Business

Questions about the ‘GM model’

What do you think President Obama would have to say about a huge American company that earned a whopping $7.6 billion last year and didn’t pay a penny in taxes to Uncle Sam?

What would the president say on the stump if he could single this company out as an evil outsourcer, since nearly two-thirds of its employees work overseas?

What if this company was sitting on $30 billion in cash and securities, rather than using that money to hire US workers?

What if, instead of paying taxes, this company gave out more than $300 million last year in bonuses?

Surely such a company would be made an example of before the American electorate, right?

No. In fact, dead wrong.

That company is General Motors, and it has remarkably become the centerpiece of the Obama pitch for a second term.

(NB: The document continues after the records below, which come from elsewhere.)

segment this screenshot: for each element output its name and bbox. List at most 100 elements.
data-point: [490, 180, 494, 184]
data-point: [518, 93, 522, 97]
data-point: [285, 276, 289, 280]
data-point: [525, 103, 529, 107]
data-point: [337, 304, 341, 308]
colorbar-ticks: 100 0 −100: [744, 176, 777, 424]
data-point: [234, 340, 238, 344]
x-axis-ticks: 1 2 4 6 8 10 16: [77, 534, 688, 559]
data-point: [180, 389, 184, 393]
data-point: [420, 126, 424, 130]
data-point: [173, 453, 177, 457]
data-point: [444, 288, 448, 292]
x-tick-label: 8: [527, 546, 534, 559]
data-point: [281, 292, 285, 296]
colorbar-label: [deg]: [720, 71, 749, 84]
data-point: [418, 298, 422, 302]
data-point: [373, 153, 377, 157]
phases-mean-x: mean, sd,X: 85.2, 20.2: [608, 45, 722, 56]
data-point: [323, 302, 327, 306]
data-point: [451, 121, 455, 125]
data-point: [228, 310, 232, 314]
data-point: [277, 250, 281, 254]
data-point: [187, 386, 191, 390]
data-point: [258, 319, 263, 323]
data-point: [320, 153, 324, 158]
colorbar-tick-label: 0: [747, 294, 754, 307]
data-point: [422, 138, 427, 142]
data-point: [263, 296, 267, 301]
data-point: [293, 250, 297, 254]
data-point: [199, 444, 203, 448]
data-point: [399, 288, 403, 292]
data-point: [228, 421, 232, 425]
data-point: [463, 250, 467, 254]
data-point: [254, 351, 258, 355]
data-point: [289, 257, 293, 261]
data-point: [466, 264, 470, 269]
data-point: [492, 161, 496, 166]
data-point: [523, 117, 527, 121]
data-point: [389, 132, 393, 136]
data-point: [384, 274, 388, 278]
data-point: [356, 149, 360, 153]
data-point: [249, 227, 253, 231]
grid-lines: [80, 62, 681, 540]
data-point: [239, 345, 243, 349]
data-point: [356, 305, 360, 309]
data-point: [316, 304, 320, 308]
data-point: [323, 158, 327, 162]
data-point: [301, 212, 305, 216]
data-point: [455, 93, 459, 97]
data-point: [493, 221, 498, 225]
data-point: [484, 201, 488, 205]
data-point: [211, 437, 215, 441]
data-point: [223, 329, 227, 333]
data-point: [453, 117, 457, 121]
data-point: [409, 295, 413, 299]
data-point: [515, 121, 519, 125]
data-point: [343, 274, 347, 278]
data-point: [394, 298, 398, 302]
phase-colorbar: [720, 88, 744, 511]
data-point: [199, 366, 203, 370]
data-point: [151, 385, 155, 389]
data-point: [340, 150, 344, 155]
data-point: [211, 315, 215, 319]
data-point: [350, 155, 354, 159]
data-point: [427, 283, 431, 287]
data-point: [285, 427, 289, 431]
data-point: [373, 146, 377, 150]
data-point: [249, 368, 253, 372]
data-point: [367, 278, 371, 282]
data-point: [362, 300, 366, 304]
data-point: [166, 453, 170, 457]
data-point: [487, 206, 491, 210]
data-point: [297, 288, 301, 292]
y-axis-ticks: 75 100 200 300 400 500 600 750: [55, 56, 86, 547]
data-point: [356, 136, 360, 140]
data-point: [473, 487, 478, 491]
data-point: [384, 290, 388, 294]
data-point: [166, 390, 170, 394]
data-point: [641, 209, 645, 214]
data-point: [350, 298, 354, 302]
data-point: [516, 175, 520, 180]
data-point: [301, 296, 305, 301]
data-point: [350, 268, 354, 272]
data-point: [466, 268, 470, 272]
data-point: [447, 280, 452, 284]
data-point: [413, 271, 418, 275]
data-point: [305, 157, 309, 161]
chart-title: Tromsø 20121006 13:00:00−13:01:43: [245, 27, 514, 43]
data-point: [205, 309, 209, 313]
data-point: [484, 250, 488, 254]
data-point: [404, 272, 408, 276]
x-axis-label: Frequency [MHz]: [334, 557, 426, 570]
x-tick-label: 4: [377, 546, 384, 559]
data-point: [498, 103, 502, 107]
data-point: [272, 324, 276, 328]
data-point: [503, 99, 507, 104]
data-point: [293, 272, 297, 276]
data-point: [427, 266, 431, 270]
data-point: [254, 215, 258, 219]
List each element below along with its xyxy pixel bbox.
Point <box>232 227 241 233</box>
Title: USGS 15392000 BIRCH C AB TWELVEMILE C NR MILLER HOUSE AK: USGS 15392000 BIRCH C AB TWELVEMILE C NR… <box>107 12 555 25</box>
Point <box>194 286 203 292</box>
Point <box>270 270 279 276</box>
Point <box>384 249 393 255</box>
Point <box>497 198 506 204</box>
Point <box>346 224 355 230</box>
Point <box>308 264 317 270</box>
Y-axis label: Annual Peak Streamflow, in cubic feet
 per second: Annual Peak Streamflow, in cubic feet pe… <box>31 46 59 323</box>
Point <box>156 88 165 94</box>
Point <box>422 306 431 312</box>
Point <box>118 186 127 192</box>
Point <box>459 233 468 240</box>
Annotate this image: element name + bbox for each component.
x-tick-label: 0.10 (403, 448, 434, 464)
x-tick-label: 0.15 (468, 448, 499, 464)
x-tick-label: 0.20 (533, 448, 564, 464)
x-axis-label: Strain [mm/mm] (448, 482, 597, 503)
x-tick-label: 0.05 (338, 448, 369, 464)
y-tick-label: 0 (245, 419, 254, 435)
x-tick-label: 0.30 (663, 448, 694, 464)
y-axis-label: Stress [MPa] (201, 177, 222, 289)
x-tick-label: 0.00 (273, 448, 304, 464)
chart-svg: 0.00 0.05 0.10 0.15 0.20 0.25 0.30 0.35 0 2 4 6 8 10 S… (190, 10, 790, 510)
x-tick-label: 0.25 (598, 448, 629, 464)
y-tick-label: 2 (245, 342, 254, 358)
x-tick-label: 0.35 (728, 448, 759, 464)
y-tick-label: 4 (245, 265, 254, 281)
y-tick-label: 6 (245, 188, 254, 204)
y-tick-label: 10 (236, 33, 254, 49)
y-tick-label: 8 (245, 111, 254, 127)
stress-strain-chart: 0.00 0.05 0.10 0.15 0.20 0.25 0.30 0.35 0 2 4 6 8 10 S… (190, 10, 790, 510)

How so? Well, here’s the Obama economic plan as outlined last week in a Colorado speech: “I believe in American workers,” Obama told the crowd. “. . . And now the American auto industry has come roaring back, and GM is number 1 again. . . . I want to do the same thing with manufacturing jobs — not just in the auto industry, but in every industry.”

Really? If GM were truly so successful why are it and its finance arm (once GMAC, but now known as Ally) two ot the few companies that haven’t fully paid back their billions in TARP loans?

Why has its stock fallen 38 percent since its vaunted return in late 2010, while the S&P 500 has risen by about 8 percent? Why is GM losing market share this year while its Japanese competitors and even Chrysler (you know, the one the Obama administration let be sold to an Italian company) are actually the ones “roaring back”?

Yet GM is the template on which Obama wants to model the future of our economy — in “every industry.”

Looked through that prism, it’s easy to understand why Team Obama thinks GM does indeed make the perfect engine — an engine that takes billions from the taxpayers and redistributes it to tens of thousands of union employees.

As GM goes, so goes the nation? That’s the Obama mantra. What we desperately need is a president who forgets that old saw and tries to replicate the remarkable success of companies such as Apple instead.